Alternative Proposal Submitted to Buy American Apparel
In the continuing American Apparel saga, two investment funds submitted a proposal shortly before New Year’s Day to buy the Los Angeles apparel manufacturer out of bankruptcy.
The proposal, outlined in U.S. Bankruptcy Court documents filed Jan. 7 by American Apparel founder Dov Charney, provides increased liquidity and capitalization for the company, including giving American Apparel $30 million in cash when the deal closes, another $90 million in an equity cushion and an expected $50 million loan secured by collateral.
Total liquidity is estimated to be $170 million or more when the deal is completed rather than the $80 million under the current plan to take American Apparel out of bankruptcy.
The two investment funds, guided by Charney to the opportunity, were not named in court documents because they submitted their proposal directly to American Apparel after Charney announced in early December that he had engaged Cardinal Advisors, a Los Angeles–based financial adviser, to explore strategic alternatives.
“American Apparel evaluates all bids consistently,” said an American Apparel spokesperson. “The company remains focused on pursuing the completion of its financial restructuring following its planned bankruptcy court hearing at the end of this month.”
When American Apparel filed for Chapter 11 bankruptcy protection on Oct. 5, the company already had a pre-packaged organization plan in place where the secured lenders would convert $200 million in bonds into equity in the reorganized company.
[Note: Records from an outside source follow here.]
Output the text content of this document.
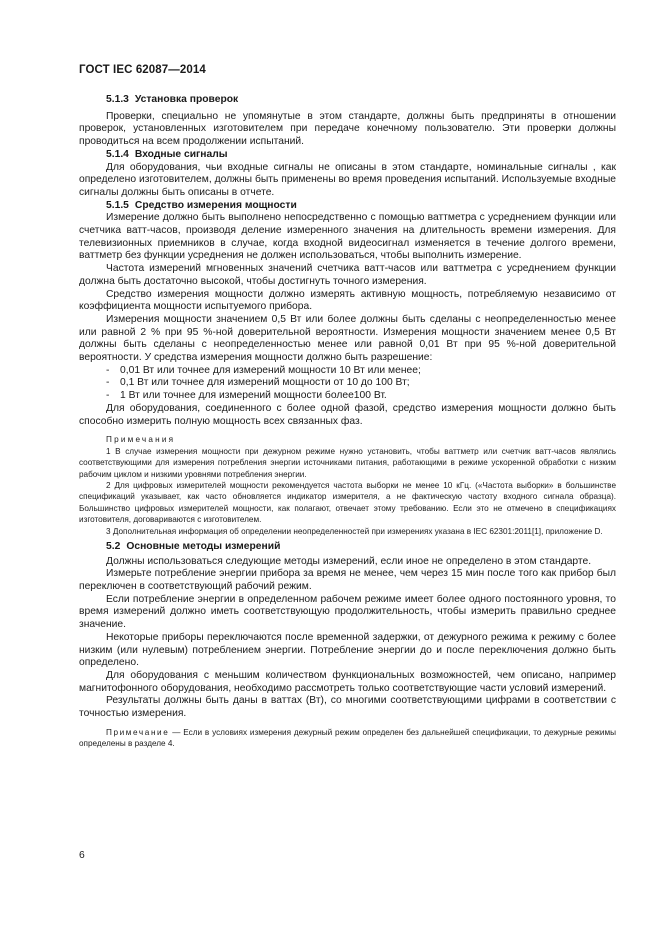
ГОСТ IEC 62087—2014

5.1.3 Установка проверок

Проверки, специально не упомянутые в этом стандарте, должны быть предприняты в отношении проверок, установленных изготовителем при передаче конечному пользователю. Эти проверки должны проводиться на всем продолжении испытаний.

5.1.4 Входные сигналы

Для оборудования, чьи входные сигналы не описаны в этом стандарте, номинальные сигналы , как определено изготовителем, должны быть применены во время проведения испытаний. Используемые входные сигналы должны быть описаны в отчете.

5.1.5 Средство измерения мощности

Измерение должно быть выполнено непосредственно с помощью ваттметра с усреднением функции или счетчика ватт-часов, производя деление измеренного значения на длительность времени измерения. Для телевизионных приемников в случае, когда входной видеосигнал изменяется в течение долгого времени, ваттметр без функции усреднения не должен использоваться, чтобы выполнить измерение.

Частота измерений мгновенных значений счетчика ватт-часов или ваттметра с усреднением функции должна быть достаточно высокой, чтобы достигнуть точного измерения.

Средство измерения мощности должно измерять активную мощность, потребляемую независимо от коэффициента мощности испытуемого прибора.

Измерения мощности значением 0,5 Вт или более должны быть сделаны с неопределенностью менее или равной 2 % при 95 %-ной доверительной вероятности. Измерения мощности значением менее 0,5 Вт должны быть сделаны с неопределенностью менее или равной 0,01 Вт при 95 %-ной доверительной вероятности. У средства измерения мощности должно быть разрешение:

- 0,01 Вт или точнее для измерений мощности 10 Вт или менее;

- 0,1 Вт или точнее для измерений мощности от 10 до 100 Вт;

- 1 Вт или точнее для измерений мощности более100 Вт.

Для оборудования, соединенного с более одной фазой, средство измерения мощности должно быть способно измерить полную мощность всех связанных фаз.

Примечания

1 В случае измерения мощности при дежурном режиме нужно установить, чтобы ваттметр или счетчик ватт-часов являлись соответствующими для измерения потребления энергии источниками питания, работающими в режиме ускоренной обработки с низким рабочим циклом и низкими уровнями потребления энергии.

2 Для цифровых измерителей мощности рекомендуется частота выборки не менее 10 кГц. («Частота выборки» в большинстве спецификаций указывает, как часто обновляется индикатор измерителя, а не фактическую частоту входного сигнала образца). Большинство цифровых измерителей мощности, как полагают, отвечает этому требованию. Если это не отмечено в спецификациях изготовителя, договариваются с изготовителем.

3 Дополнительная информация об определении неопределенностей при измерениях указана в IEC 62301:2011[1], приложение D.

5.2 Основные методы измерений

Должны использоваться следующие методы измерений, если иное не определено в этом стандарте.

Измерьте потребление энергии прибора за время не менее, чем через 15 мин после того как прибор был переключен в соответствующий рабочий режим.

Если потребление энергии в определенном рабочем режиме имеет более одного постоянного уровня, то время измерений должно иметь соответствующую продолжительность, чтобы измерить правильно среднее значение.

Некоторые приборы переключаются после временной задержки, от дежурного режима к режиму с более низким (или нулевым) потреблением энергии. Потребление энергии до и после переключения должно быть определено.

Для оборудования с меньшим количеством функциональных возможностей, чем описано, например магнитофонного оборудования, необходимо рассмотреть только соответствующие части условий измерений.

Результаты должны быть даны в ваттах (Вт), со многими соответствующими цифрами в соответствии с точностью измерения.

Примечание — Если в условиях измерения дежурный режим определен без дальнейшей спецификации, то дежурные режимы определены в разделе 4.

6
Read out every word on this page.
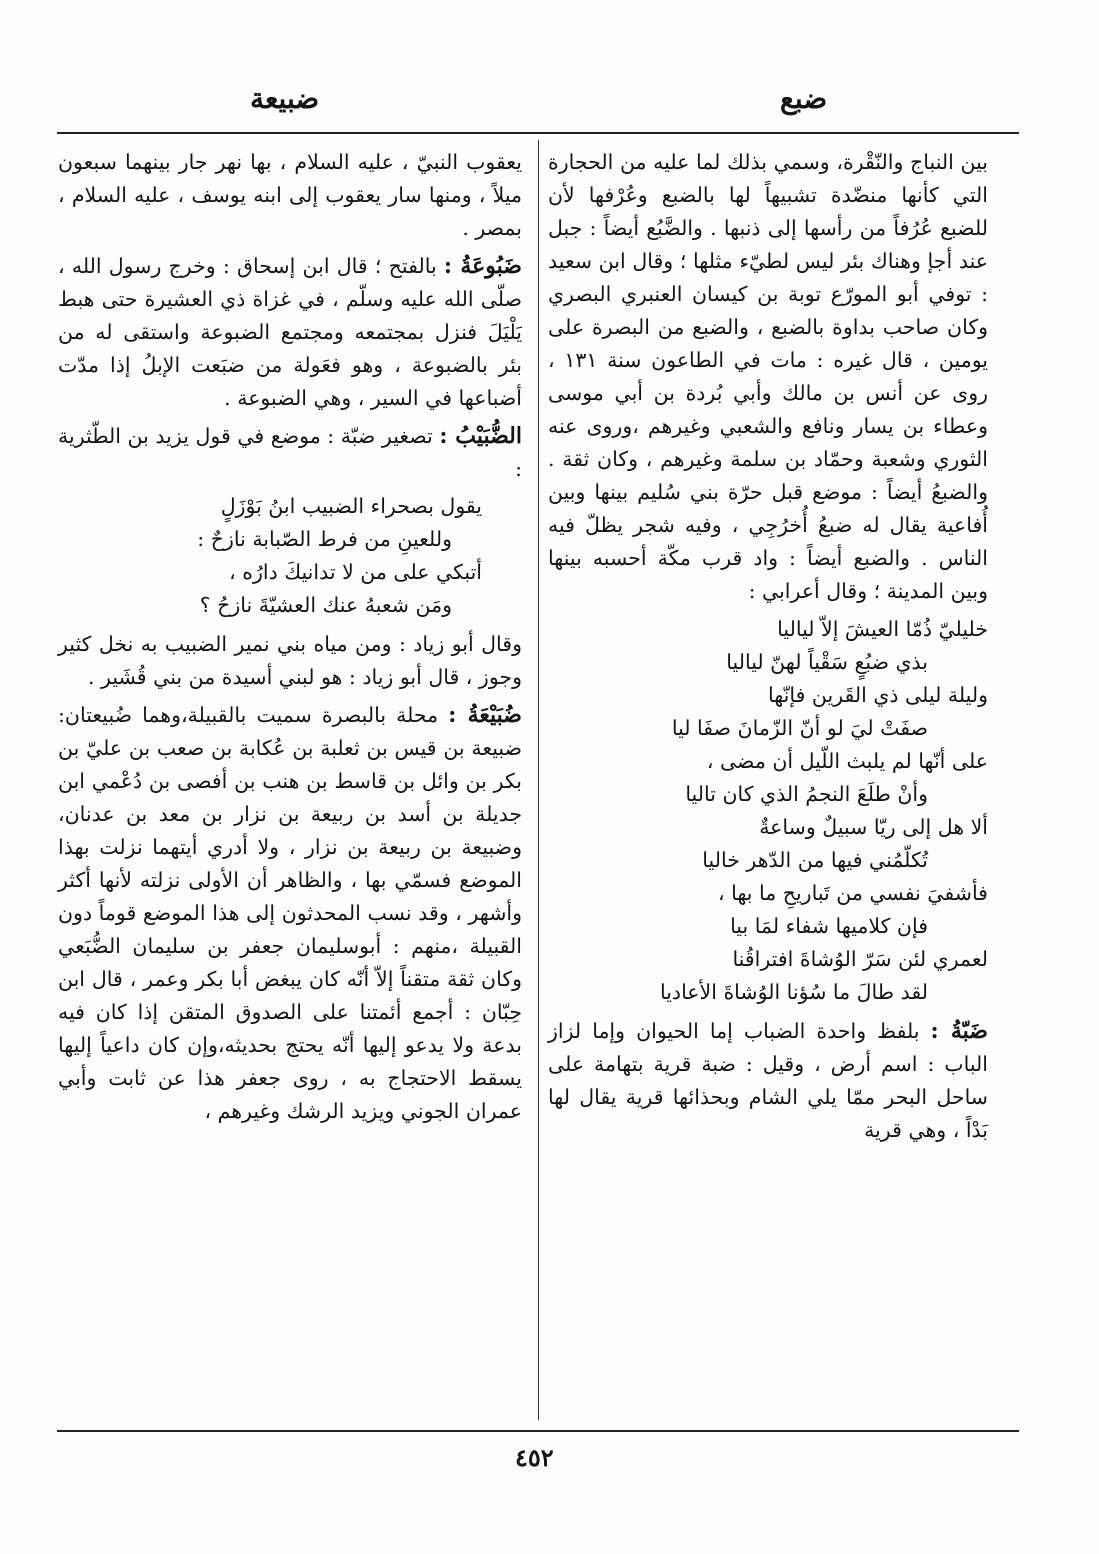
ضبع
ضبيعة

بين النباج والنّقْرة، وسمي بذلك لما عليه من الحجارة التي كأنها منضّدة تشبيهاً لها بالضبع وعُرْفها لأن للضبع عُرُفاً من رأسها إلى ذنبها . والضَّبُع أيضاً : جبل عند أجإ وهناك بئر ليس لطيّء مثلها ؛ وقال ابن سعيد : توفي أبو المورّع توبة بن كيسان العنبري البصري وكان صاحب بداوة بالضبع ، والضبع من البصرة على يومين ، قال غيره : مات في الطاعون سنة ١٣١ ، روى عن أنس بن مالك وأبي بُردة بن أبي موسى وعطاء بن يسار ونافع والشعبي وغيرهم ،وروى عنه الثوري وشعبة وحمّاد بن سلمة وغيرهم ، وكان ثقة . والضبعُ أيضاً : موضع قبل حرّة بني سُليم بينها وبين أُفاعية يقال له ضبعُ أُخرُجِي ، وفيه شجر يظلّ فيه الناس . والضبع أيضاً : واد قرب مكّة أحسبه بينها وبين المدينة ؛ وقال أعرابي :

خليليّ ذُمّا العيشَ إلاّ لياليا

بذي ضبُعٍ سَقْياً لهنّ لياليا

وليلة ليلى ذي القَرين فإنّها

صفَتْ ليَ لو أنّ الزّمانَ صفَا ليا

على أنّها لم يلبث اللّيل أن مضى ،

وأنْ طلَعَ النجمُ الذي كان تاليا

ألا هل إلى ريّا سبيلٌ وساعةٌ

تُكلّمُني فيها من الدّهر خاليا

فأشفيَ نفسي من تَباريحِ ما بها ،

فإن كلاميها شفاء لمَا بيا

لعمري لئن سَرّ الوُشاةَ افتراقُنا

لقد طالَ ما سُؤنا الوُشاةَ الأعاديا

ضَبّةُ : بلفظ واحدة الضباب إما الحيوان وإما لزاز الباب : اسم أرض ، وقيل : ضبة قرية بتهامة على ساحل البحر ممّا يلي الشام وبحذائها قرية يقال لها بَدْاً ، وهي قرية

يعقوب النبيّ ، عليه السلام ، بها نهر جار بينهما سبعون ميلاً ، ومنها سار يعقوب إلى ابنه يوسف ، عليه السلام ، بمصر .

ضَبُوعَةُ : بالفتح ؛ قال ابن إسحاق : وخرج رسول الله ، صلّى الله عليه وسلّم ، في غزاة ذي العشيرة حتى هبط يَلْيَلَ فنزل بمجتمعه ومجتمع الضبوعة واستقى له من بئر بالضبوعة ، وهو فعَولة من ضبَعت الإبلُ إذا مدّت أضباعها في السير ، وهي الضبوعة .

الضُّبَيْبُ : تصغير ضبّة : موضع في قول يزيد بن الطّثرية :

يقول بصحراء الضبيب ابنُ بَوْزَلٍ

وللعينِ من فرط الصّبابة نازحٌ :

أتبكي على من لا تدانيكَ دارُه ،

ومَن شعبهُ عنك العشيّةَ نازحُ ؟

وقال أبو زياد : ومن مياه بني نمير الضبيب به نخل كثير وجوز ، قال أبو زياد : هو لبني أسيدة من بني قُشَير .

ضُبَيْعَةُ : محلة بالبصرة سميت بالقبيلة،وهما ضُبيعتان: ضبيعة بن قيس بن ثعلبة بن عُكابة بن صعب بن عليّ بن بكر بن وائل بن قاسط بن هنب بن أفصى بن دُعْمي ابن جديلة بن أسد بن ربيعة بن نزار بن معد بن عدنان، وضبيعة بن ربيعة بن نزار ، ولا أدري أيتهما نزلت بهذا الموضع فسمّي بها ، والظاهر أن الأولى نزلته لأنها أكثر وأشهر ، وقد نسب المحدثون إلى هذا الموضع قوماً دون القبيلة ،منهم : أبوسليمان جعفر بن سليمان الضُّبَعي وكان ثقة متقناً إلاّ أنّه كان يبغض أبا بكر وعمر ، قال ابن حِبّان : أجمع أئمتنا على الصدوق المتقن إذا كان فيه بدعة ولا يدعو إليها أنّه يحتج بحديثه،وإن كان داعياً إليها يسقط الاحتجاج به ، روى جعفر هذا عن ثابت وأبي عمران الجوني ويزيد الرشك وغيرهم ،

٤٥٢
The secured lenders have already provided $90 million in debtor-in-possession financing as well as $70 million in new liquidity.
The pre-packaged organization plan would reduce American Apparel’s debt to $120 million from $311 million, and its annual interest expenses would fall by $24 million.
Among the participating secured lenders in the pre-packaged proposal are Standard General, Monarch Alternative Capital and Goldman Sachs Asset Management. Together, they represent 95 percent of the retailer’s secured lenders.